Доктор, студент и Митя - Трифонов Юрий Валентинович 2 стр.


— А вы, товарищ, кто будете?

— Я врач, — сказал Ляхов.

Снова молчание. Старичок снял очки, запотевшие от чайного пара, протер их полой парусиновой куртки, надетой поверх ватника, и сказал, продолжая улыбаться:

— У нас, слава богу, все здоровеньки.

— Не жалуемся, — сказал Петухов.— Народ подобрался исключительно здоровый.

— Что ж, прекрасно, — сказал Ляхов.

Мрачноватый туркмен вновь взялся листать бумаги. По-видимому, он был начальством, потому что и Петухов и старичок обращались к нему почтительно, в каждой фразе именуя его по имени-отчеству — Караш Алиевич.

Они говорили о каком-то геодезисте Савченко, который задержался в поле и без которого Карашу Алиевичу было трудно разобраться в делах. Ляхов понял, что Караш Алиевич был здесь в качестве ревизора или, может быть, в качестве третейского судьи и сейчас выражал недовольство отсутствием геодезиста.

— Когда Савченко должен был вернуться? — спросил туркмен.

— Сегодня утром ждали, — сказал Петухов. — Он на дальнем ключе работает, километров пятнадцать отсюда.

— Почему машину за ним не послали?

— Никак нельзя, Караш Алиевич, — вздохнул Петухов. — Через шор машину пускать нельзя, не имею права рисковать. Вот какое дело-то…

— Ждать надо, — сказал старичок.

После минутного молчания Петухов заговорил негромко и осторожно:

— Вы говорите: он сильный геодезист. Согласен, сильный. Пусть работает в другой партии, я ведь не возражаю…

— Надоело, Караш Алиевич! Окончательно надоело наблюдать его нетактичное поведение! — запальчиво и тоже вполголоса проговорил старичок. — Сил нет! Он всех шельмует, всех грязью обливает, а сам семейственность развел, и ты ему слова не скажи…

— Какую семейственность?

— А как же! Женился на Зарковской, нашем геоботанике. Еще осенью расписался, в Небит-Даге.

Караш Алиевич усмехнулся вскользь:

— Ну, это называется не семейственность развел, а семью завел…

Мелиораторы разговаривали между собой, не обращая на Ляхова никакого внимания. Потом старичок, придвинувшись к нему, сообщил доверительно:

— Это у нас тип один проявился, очень неприятный. Вот и разбираем по-товарищески, вы уж извините!

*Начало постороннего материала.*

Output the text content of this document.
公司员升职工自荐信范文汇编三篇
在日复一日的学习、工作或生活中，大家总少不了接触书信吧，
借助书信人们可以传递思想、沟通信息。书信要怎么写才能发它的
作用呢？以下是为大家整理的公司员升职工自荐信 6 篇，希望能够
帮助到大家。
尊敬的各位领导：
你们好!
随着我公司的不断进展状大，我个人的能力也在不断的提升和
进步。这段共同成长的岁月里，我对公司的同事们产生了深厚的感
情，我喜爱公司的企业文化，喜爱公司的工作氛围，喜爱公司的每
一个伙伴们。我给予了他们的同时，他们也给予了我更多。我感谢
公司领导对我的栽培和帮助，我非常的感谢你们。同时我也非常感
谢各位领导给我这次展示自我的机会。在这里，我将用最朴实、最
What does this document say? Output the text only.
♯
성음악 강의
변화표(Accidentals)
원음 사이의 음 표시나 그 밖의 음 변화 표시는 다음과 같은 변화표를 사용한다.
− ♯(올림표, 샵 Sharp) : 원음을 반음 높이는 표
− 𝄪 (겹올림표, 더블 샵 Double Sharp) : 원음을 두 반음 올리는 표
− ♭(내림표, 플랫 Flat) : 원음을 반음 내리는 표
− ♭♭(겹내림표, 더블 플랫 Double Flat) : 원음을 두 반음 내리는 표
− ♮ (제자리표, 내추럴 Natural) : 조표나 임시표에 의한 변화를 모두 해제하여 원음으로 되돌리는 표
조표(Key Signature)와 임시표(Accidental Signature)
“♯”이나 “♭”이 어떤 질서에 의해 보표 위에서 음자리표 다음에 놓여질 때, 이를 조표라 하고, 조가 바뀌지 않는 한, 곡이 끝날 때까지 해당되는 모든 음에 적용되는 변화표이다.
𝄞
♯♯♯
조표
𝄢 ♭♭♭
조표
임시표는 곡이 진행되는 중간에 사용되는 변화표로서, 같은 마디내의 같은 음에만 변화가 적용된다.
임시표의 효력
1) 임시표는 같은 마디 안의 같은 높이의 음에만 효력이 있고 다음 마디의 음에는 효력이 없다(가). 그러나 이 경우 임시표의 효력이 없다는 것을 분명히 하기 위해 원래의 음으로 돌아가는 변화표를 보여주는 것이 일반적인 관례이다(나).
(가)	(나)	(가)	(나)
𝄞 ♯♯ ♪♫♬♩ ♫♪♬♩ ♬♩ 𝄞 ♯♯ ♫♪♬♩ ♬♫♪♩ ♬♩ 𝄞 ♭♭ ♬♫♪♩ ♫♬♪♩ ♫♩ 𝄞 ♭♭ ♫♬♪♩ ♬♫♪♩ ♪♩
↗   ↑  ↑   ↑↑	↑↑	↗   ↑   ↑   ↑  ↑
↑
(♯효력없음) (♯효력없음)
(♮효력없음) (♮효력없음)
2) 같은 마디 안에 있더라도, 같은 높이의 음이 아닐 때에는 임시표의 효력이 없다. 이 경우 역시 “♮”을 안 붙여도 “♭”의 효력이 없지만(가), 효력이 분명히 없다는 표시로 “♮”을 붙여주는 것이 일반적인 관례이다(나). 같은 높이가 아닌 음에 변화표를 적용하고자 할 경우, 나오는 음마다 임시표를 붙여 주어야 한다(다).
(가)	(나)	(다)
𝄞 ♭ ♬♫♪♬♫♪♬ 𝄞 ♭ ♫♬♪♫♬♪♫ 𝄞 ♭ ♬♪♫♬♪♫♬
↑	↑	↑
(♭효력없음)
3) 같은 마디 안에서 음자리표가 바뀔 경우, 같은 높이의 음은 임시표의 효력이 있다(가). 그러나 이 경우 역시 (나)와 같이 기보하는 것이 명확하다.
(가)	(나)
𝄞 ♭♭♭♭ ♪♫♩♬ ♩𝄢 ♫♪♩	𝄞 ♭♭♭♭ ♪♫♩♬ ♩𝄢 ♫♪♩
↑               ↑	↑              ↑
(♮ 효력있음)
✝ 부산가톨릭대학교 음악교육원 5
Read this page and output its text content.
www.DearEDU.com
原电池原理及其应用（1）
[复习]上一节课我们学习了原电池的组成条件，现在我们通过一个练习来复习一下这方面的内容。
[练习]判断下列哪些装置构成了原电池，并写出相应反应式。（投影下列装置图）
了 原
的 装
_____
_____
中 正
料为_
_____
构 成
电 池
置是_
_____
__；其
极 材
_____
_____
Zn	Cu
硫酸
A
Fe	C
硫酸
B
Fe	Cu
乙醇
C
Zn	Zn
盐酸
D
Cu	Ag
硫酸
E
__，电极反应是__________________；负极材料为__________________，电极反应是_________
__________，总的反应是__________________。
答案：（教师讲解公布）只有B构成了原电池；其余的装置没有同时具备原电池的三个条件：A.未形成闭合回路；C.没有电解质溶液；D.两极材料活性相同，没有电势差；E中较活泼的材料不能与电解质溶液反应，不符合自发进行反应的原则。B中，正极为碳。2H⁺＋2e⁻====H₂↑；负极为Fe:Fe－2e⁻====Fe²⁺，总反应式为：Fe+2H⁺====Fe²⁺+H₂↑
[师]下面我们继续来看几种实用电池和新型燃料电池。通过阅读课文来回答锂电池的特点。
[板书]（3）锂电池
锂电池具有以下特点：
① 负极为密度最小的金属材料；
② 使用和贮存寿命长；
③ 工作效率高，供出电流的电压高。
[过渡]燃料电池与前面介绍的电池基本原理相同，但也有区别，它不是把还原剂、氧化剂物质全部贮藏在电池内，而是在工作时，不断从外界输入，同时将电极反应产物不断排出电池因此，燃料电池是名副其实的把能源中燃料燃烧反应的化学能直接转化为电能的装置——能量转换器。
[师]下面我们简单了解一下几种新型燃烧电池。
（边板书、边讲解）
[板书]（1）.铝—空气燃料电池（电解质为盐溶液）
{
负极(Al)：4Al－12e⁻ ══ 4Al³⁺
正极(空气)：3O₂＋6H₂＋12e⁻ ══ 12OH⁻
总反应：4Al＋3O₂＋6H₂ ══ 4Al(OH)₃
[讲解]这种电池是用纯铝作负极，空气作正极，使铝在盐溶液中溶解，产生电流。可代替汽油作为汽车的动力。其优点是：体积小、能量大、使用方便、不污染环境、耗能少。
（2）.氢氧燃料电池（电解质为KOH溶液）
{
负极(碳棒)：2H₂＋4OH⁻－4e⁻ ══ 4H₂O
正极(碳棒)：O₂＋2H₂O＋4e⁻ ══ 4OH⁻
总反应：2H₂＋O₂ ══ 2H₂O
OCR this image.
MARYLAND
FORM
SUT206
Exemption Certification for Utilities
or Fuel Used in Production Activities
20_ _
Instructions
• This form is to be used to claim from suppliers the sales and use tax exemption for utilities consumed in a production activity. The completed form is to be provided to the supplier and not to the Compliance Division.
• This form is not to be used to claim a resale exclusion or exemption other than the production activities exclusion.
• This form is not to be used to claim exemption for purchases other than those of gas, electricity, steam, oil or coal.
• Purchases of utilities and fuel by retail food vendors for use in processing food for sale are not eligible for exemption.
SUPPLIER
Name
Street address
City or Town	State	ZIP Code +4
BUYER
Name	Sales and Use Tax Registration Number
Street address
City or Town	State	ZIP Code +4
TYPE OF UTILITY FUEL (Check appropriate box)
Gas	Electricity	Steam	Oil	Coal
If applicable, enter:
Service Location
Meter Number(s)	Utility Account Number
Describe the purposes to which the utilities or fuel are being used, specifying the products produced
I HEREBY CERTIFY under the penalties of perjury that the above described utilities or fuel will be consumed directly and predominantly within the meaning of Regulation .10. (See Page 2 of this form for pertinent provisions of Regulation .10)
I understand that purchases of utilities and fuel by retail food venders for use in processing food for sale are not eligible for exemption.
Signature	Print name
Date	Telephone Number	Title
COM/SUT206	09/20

— Пожалуйста, пожалуйста! — кивнул Ляхов. — Разбирайте. Я спать лягу.

Он вышел из палатки, чтобы взять спальный мешок и свой докторский чемоданчик из машины. На воле было совсем темно, дождь лил по-прежнему. Из дальней, невидимой в сумерках палатки доносился невнятный говор и пиликанье тюйдука — туркменской дудочки. «Какое одиночество! — вдруг подумал Ляхов, остановившись под дождем и оглядываясь с чувством внезапной, необъяснимой тревоги. — Ведь эта тьма, безмолвие на сотни верст вокруг и ни одного звука, кроме шума дождя и этой унылой дудки…»

Он поспешно вернулся в палатку, расстелил мешок на брезентовом полу, снял намокшие башмаки и, не раздеваясь дальше, залез в свою тесную дорожную постель. Как всегда в таких поездках, он страдал от чувства физического неудобства и нечистоты и, чтобы избавиться от этого чувства, старался поскорее заснуть. Но сделать это было нелегко. Мелиораторы возбужденно разговаривали о делах, потом в палатку пришла худенькая молодая женщина с длинным восточным носом и, сильно жестикулируя, очень нервно и зло начала ругать Петухова за то, что он не послал куда-то машину. Петухов оправдывался, старичок в чем-то обвинял женщину, а Караш Алиевич пытался всех успокоить и примирить, но его никто не слушал. Потом женщина неожиданно исчезла, а мелиораторы продолжали жужжать…

Ляхов не слушал их, думая о своем.

Он думал о том, что уже скоро месяц, как от Вероники нет писем. Ах, не надо было привозить ее сюда! Первый раз она уехала, когда началась летняя жара, второй раз — зимой, когда разыгрались бураны, ухудшилось снабжение и вообще ей стало тоскливо в этом милом городишке, где имелось только три развлечения: чайхана, баня и железнодорожный клуб. И третий раз она уехала осенью, и, по-видимому, навсегда. Что ж, у других это выясняется десятилетием, а ему повезло — чем раньше, тем безболезненней. Ему замечательно повезло, если подумать трезво…

Но Ляхов не мог заставить себя думать трезво. Он ворочался с боку на бок, насколько это позволял мешок, пахнущий дезинфекцией, потом выкурил несколько папирос, чтобы успокоиться, и понемногу задремал.

Среди ночи его разбудили громкие голоса. В палатке появился кто-то новый, большой, в громоздком плаще и грязных сырых сапогах. Лица его Ляхов не видел. Человек был очень высок и стоял горбясь, так что голос его глухо уходил в землю.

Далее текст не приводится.